Tokoh sahabat Nabi ini dikenal dengan keberanian dan ketangkasannya. Sekian banyak pujian Nabi terhadap dirinya. Sebagai seorang perempuan, ia tak kenal takut dalam membela perjuangan Nabi saw. Kisah keheroikannya diceritakan oleh para ahli sejarah dalam perang Uhud dan perang Yamamah.
Nusaibah merupakan sahabat Nabi dari kalangan Anshar. Nama lengkapnya adalah Nusaibah binti Ka’ab bin Amr bin Auf bin Madbzul bin Amr al-Khazrajiyyah al-Mazaniyyah al-Anshariyyah. Ia lebih dikenal dengan nama Ummu Umarah. Nusaibah merupakan saudara dari Abdullah bin Ka’ab yang gugur di medan perang Badar.
Keislaman Nusaibah dimulai dari keikutsertaannya bersama rombongan Muslim dari Madinah yang berkunjung ke Makkah untuk melaksanakan ibadah haji. Rombongan ini sepakat untuk berbaiat kepada Nabi. Adapun jumlah dari rombongan yang berbaiat kepada Nabi ini, yaitu tujuh puluh tiga laki-laki dan dua orang perempuan. Baiat tersebut dikenal dengan nama Ba’iat al-‘Aqabah ast-Tsaniyah (janji setia kedua di Aqabah).
Ummu Umarah menceritakan peristiwa Ba’iat al-‘Aqabah ast-Tsaniyah ini:
Saya menyaksikan baiat Nabi dilakukan pada malam hari di bukit Aqabah. Aku berserta kaumku turut serta dalam baiat tersebut. Setiap laki-laki berjabat tangan dengan Nabi saw.
Ketika tinggal saya dan Ummu Mani’, suamiku Ghaziyyah bin Amr berkata: Ya Rasulallah, kedua perempuan ini datang bersama saya untuk berbaiat kepada engkau.

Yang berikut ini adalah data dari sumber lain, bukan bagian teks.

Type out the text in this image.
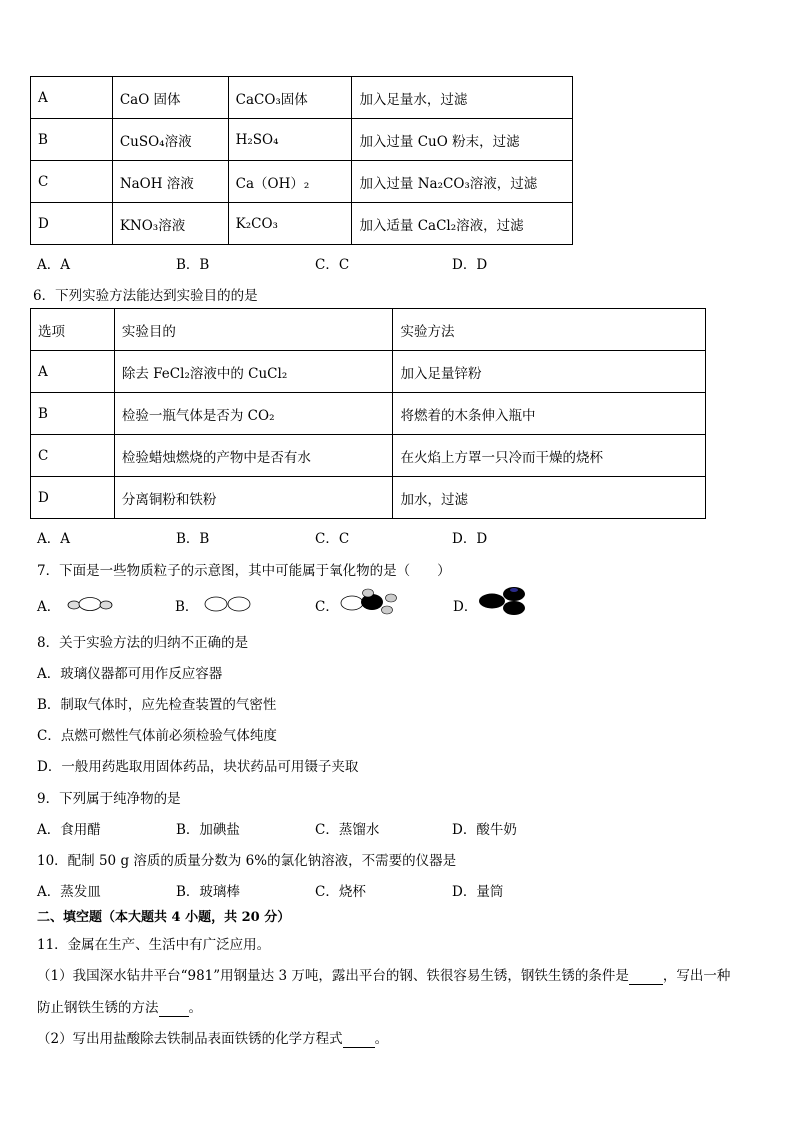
A	CaO 固体	CaCO₃固体	加入足量水，过滤
B	CuSO₄溶液	H₂SO₄	加入过量 CuO 粉末，过滤
C	NaOH 溶液	Ca（OH）₂	加入过量 Na₂CO₃溶液，过滤
D	KNO₃溶液	K₂CO₃	加入适量 CaCl₂溶液，过滤
A．A	B．B	C．C	D．D
6．下列实验方法能达到实验目的的是
选项	实验目的	实验方法
A	除去 FeCl₂溶液中的 CuCl₂	加入足量锌粉
B	检验一瓶气体是否为 CO₂	将燃着的木条伸入瓶中
C	检验蜡烛燃烧的产物中是否有水	在火焰上方罩一只冷而干燥的烧杯
D	分离铜粉和铁粉	加水，过滤
A．A	B．B	C．C	D．D
7．下面是一些物质粒子的示意图，其中可能属于氧化物的是（　　）
A．	B．	C．	D．
8．关于实验方法的归纳不正确的是
A．玻璃仪器都可用作反应容器
B．制取气体时，应先检查装置的气密性
C．点燃可燃性气体前必须检验气体纯度
D．一般用药匙取用固体药品，块状药品可用镊子夹取
9．下列属于纯净物的是
A．食用醋	B．加碘盐	C．蒸馏水	D．酸牛奶
10．配制 50 g 溶质的质量分数为 6%的氯化钠溶液，不需要的仪器是
A．蒸发皿	B．玻璃棒	C．烧杯	D．量筒
二、填空题（本大题共 4 小题，共 20 分）
11．金属在生产、生活中有广泛应用。
（1）我国深水钻井平台“981”用钢量达 3 万吨，露出平台的钢、铁很容易生锈，钢铁生锈的条件是	，写出一种
防止钢铁生锈的方法 。
（2）写出用盐酸除去铁制品表面铁锈的化学方程式 。
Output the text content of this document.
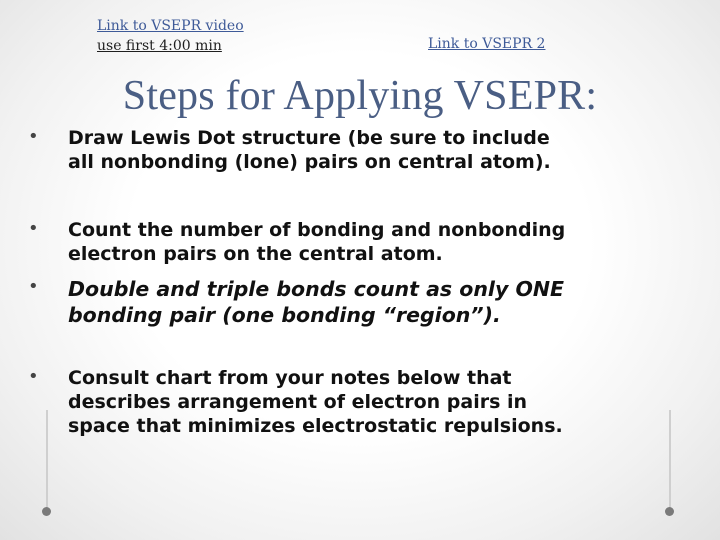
Link to VSEPR video
use first 4:00 min	Link to VSEPR 2
Steps for Applying VSEPR:
•	Draw Lewis Dot structure (be sure to include
all nonbonding (lone) pairs on central atom).
•	Count the number of bonding and nonbonding
electron pairs on the central atom.
•	Double and triple bonds count as only ONE
bonding pair (one bonding “region”).
•	Consult chart from your notes below that
describes arrangement of electron pairs in
space that minimizes electrostatic repulsions.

Nabi menjawab: Baiatlah keduanya olehmu sebagaimana saya membaiat kalian. Sungguh saya tidak berjabat tangan dengan para perempuan (bukan mahram).

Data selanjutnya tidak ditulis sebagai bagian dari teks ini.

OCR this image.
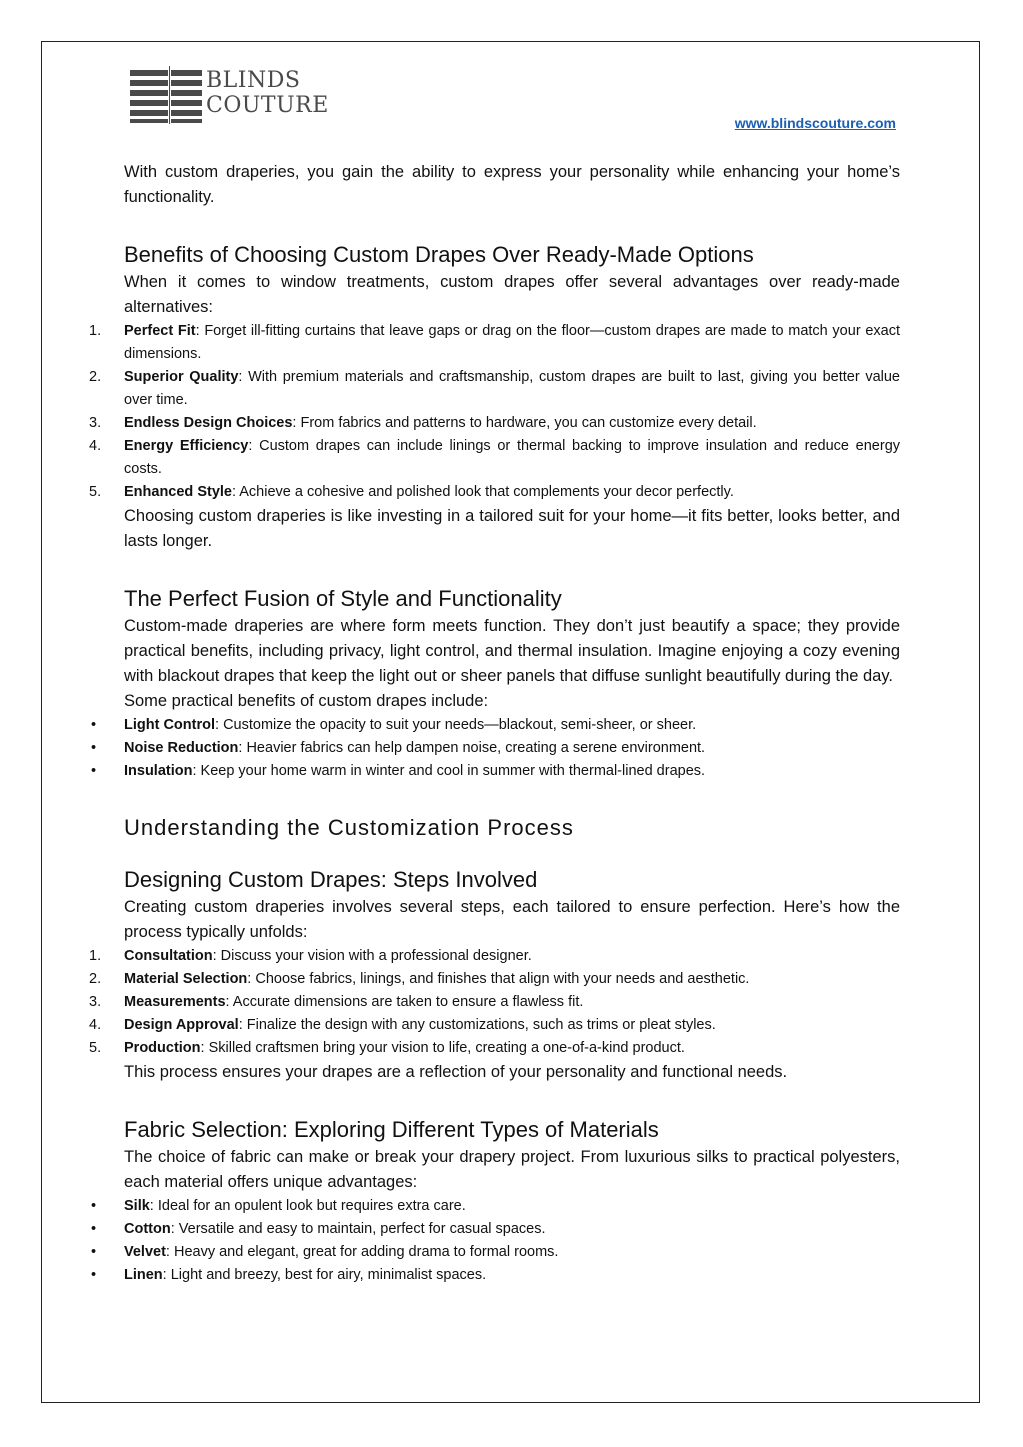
BLINDS
COUTURE
www.blindscouture.com

With custom draperies, you gain the ability to express your personality while enhancing your home’s functionality.

Benefits of Choosing Custom Drapes Over Ready-Made Options

When it comes to window treatments, custom drapes offer several advantages over ready-made alternatives:

1.	Perfect Fit: Forget ill-fitting curtains that leave gaps or drag on the floor—custom drapes are made to match your exact dimensions.
2.	Superior Quality: With premium materials and craftsmanship, custom drapes are built to last, giving you better value over time.
3.	Endless Design Choices: From fabrics and patterns to hardware, you can customize every detail.
4.	Energy Efficiency: Custom drapes can include linings or thermal backing to improve insulation and reduce energy costs.
5.	Enhanced Style: Achieve a cohesive and polished look that complements your decor perfectly.

Choosing custom draperies is like investing in a tailored suit for your home—it fits better, looks better, and lasts longer.

The Perfect Fusion of Style and Functionality

Custom-made draperies are where form meets function. They don’t just beautify a space; they provide practical benefits, including privacy, light control, and thermal insulation. Imagine enjoying a cozy evening with blackout drapes that keep the light out or sheer panels that diffuse sunlight beautifully during the day.

Some practical benefits of custom drapes include:

• Light Control: Customize the opacity to suit your needs—blackout, semi-sheer, or sheer.
• Noise Reduction: Heavier fabrics can help dampen noise, creating a serene environment.
• Insulation: Keep your home warm in winter and cool in summer with thermal-lined drapes.
Understanding the Customization Process
Designing Custom Drapes: Steps Involved

Creating custom draperies involves several steps, each tailored to ensure perfection. Here’s how the process typically unfolds:

1.	Consultation: Discuss your vision with a professional designer.
2.	Material Selection: Choose fabrics, linings, and finishes that align with your needs and aesthetic.
3.	Measurements: Accurate dimensions are taken to ensure a flawless fit.
4.	Design Approval: Finalize the design with any customizations, such as trims or pleat styles.
5.	Production: Skilled craftsmen bring your vision to life, creating a one-of-a-kind product.

This process ensures your drapes are a reflection of your personality and functional needs.

Fabric Selection: Exploring Different Types of Materials

The choice of fabric can make or break your drapery project. From luxurious silks to practical polyesters, each material offers unique advantages:

• Silk: Ideal for an opulent look but requires extra care.
• Cotton: Versatile and easy to maintain, perfect for casual spaces.
• Velvet: Heavy and elegant, great for adding drama to formal rooms.
• Linen: Light and breezy, best for airy, minimalist spaces.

Perlu diketahui, baik Ummu Umarah dan Ummu Mani’, keduanya turut berjuang dalam membela Islam. Jika Nusaibah binti Ka’ab ikut terlibat dalam perang Uhud dan sebagian perang-perang sesudahnya, maka Asma binti Amr atau Ummu Mani’ ikut berjuang dalam berbagai bidang.
Jangan menduga hanya laki-laki yang terlibat dalam peristiwa peperangan. Sekian banyak perempuan yang memiliki andil besar, bukan saja dalam merawat dan mengobati mereka yang terluka, tetapi di antaranya ada yang turut serta dalam mengangkat senjata.
Nusaibah beserta suaminya dan keduanya orang anaknya ikut terlibat dalam peristiwa perang Uhud. Pada mulanya, Nusaibah hanya bertugas merawat, mengobati pasukan yang terluka dan memberi minum pasukan yang kehausan, namun melihat perang Uhud yang berkecamuk dan umat Islam mengalami kekalahan. Ia lari menghampiri Nabi dengan membawa pedang dan anak panah dan berusaha melindunginya.
Nusaibah dengan gagah beraninya melindungi Nabi. Dengan pedangnya, ia beberapa kali memukul para kafir Quraisy. Hingga datang Ibnu Quma’ah yang memukul bagian belakang lehernya dengan keras dan membuat dirinya terluka parah. Namun dengan kekuatannya yang tersisa, ia mampu membelas pukulan Ibnu Quma’ah.
Sikap inilah yang membuat Nabi terkagum-kagum atas keberanian dan ketangkasan Nusaibah. Nabi saw. menyatakan “Sedikit pun aku tidak memalingkan pandanganku ke kanan dan ke kiri, kecuali hanya melihat keberanian dan ketangkasan Nusaibah binti Ka’ab dalam berperang.”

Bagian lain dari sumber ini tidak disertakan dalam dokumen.